- Kategori
- Eğlence - Hobi
Türk işi
Yeğenim Mehmet Reha'nın, 'hala bana bi şapka örsen...' sözünden yola çıkarak taşındığımızda nereye koyduğumu bilemediğim yün ve şiş arayışına girdim. Uzun uğraşlar sonunda rengarenk yünlerimi ve şişleri buldum.
Yünlerin yanında daha önceden başladığım bir şapkaya rastladım. Hemen onu bitirerek yerine ulaştırdım.
Bugün bir ara elektrikler kesildi... hemen elime yeni başladığım örgümü aldım. Ören Bayan kıvamında elimde yünlerle boğuşurum...
Bir tarihlerde de el nakışına merak salmıştım. Antep işi, Çin iğnesi, Türkişi ve Hesapişi'nden oluşan örtüler yapmıştım. Sabır işi hepsi de. Mutiya öğretmenim ve Nurten öğretmenim eşliğinde güzel işler yapmıştım.

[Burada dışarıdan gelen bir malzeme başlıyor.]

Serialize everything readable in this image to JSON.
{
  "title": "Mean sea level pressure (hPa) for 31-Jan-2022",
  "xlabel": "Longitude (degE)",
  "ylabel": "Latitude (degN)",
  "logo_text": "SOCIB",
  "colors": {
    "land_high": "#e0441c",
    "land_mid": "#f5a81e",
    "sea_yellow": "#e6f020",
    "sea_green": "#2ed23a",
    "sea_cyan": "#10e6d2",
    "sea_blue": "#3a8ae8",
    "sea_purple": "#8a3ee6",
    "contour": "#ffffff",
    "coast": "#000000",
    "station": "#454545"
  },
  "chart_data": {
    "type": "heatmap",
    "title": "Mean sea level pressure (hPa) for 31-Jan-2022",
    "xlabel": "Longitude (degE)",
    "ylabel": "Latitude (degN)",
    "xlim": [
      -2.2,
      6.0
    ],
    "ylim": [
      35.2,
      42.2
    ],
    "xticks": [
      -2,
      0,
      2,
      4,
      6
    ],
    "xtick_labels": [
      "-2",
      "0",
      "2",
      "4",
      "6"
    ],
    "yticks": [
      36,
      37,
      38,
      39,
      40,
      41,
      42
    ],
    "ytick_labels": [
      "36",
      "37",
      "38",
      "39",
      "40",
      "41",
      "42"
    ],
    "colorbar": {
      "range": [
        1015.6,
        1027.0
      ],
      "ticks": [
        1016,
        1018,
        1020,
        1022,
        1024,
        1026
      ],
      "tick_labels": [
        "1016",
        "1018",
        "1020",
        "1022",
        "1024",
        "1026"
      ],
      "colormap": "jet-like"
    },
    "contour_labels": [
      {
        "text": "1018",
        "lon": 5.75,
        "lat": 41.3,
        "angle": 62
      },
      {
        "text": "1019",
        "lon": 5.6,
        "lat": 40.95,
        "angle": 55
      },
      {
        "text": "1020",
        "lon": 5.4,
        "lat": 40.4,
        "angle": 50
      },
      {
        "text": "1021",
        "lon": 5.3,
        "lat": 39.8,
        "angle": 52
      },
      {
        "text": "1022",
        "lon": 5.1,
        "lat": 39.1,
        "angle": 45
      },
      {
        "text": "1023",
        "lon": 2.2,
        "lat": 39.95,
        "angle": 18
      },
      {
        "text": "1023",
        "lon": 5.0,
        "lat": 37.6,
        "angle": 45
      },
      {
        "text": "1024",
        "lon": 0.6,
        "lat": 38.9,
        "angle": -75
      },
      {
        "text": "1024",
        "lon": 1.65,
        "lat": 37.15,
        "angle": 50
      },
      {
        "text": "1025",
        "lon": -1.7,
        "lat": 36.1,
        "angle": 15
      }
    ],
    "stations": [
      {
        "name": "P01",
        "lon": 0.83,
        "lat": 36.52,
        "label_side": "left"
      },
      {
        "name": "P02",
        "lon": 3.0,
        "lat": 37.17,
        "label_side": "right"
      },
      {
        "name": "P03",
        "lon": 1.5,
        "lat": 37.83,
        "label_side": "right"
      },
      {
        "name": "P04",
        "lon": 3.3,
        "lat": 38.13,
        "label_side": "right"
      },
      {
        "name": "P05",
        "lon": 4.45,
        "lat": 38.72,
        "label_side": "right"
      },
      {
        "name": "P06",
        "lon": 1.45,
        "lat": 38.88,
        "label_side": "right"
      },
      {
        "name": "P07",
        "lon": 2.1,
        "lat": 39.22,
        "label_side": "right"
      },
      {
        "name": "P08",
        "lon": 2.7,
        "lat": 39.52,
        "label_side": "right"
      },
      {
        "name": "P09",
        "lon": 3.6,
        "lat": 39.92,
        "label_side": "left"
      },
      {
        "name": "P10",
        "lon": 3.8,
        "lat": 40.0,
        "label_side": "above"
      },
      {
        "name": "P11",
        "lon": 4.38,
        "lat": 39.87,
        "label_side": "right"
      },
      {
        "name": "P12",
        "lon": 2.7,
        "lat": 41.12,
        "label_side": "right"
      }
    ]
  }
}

Örtülerimi hala çok seviyorum. Onlara baktığımda 'ne kadar sabırlı bi insanmışım ben' diye şımarmaktan da geri kalmıyorum.
Dantel işini hiç sevemedim. Ne yapmayı sevdim ne de kullanmayı. Ne menen bişeyse hala biçok evde televizyonun üzerinde telefonun üzerinde bile kullanılıyor.
Annemin gelinlik bir sandığı var. Eskiden üzerinde yorganlar vardı. Her akşam kullanılır ve sandığın üzerine itinayla dizilirdi.
Sandık olayının vazgeçilmezi de; yorganların üzerine beyin ameliyatı yapar ciddiyette yerleştirilen, köşeleri büyük bir ciddiyetle katlanarak kenar yapılan anlatmakla anlaşılmaz, yaşanır bir örtüydü.
Sandığın önünde ortalanmış şekilde konulmuş üç tane küçük yuvarlak ayna var... iki vazo çiçek ve tahminin papatya olarak düşünülmüş ama soyut bir papatya var... ve tavuz kuşları
Aynalar için kardeşlerimle 'sen bakacaksın ben bakacağım' diye az kavga etmezdik.
- ayna ayna söyle bana benden daha güzel var mı
Sandık şimdi bende. Çocukluğumun hatırası. Benim için çok özel çok değerli.
Sandığın arka yüzünde de tavuzkuşu var.
:) Eski bir sandık ama ben bu sandığı çok seviyorum.
İyi bayramlar...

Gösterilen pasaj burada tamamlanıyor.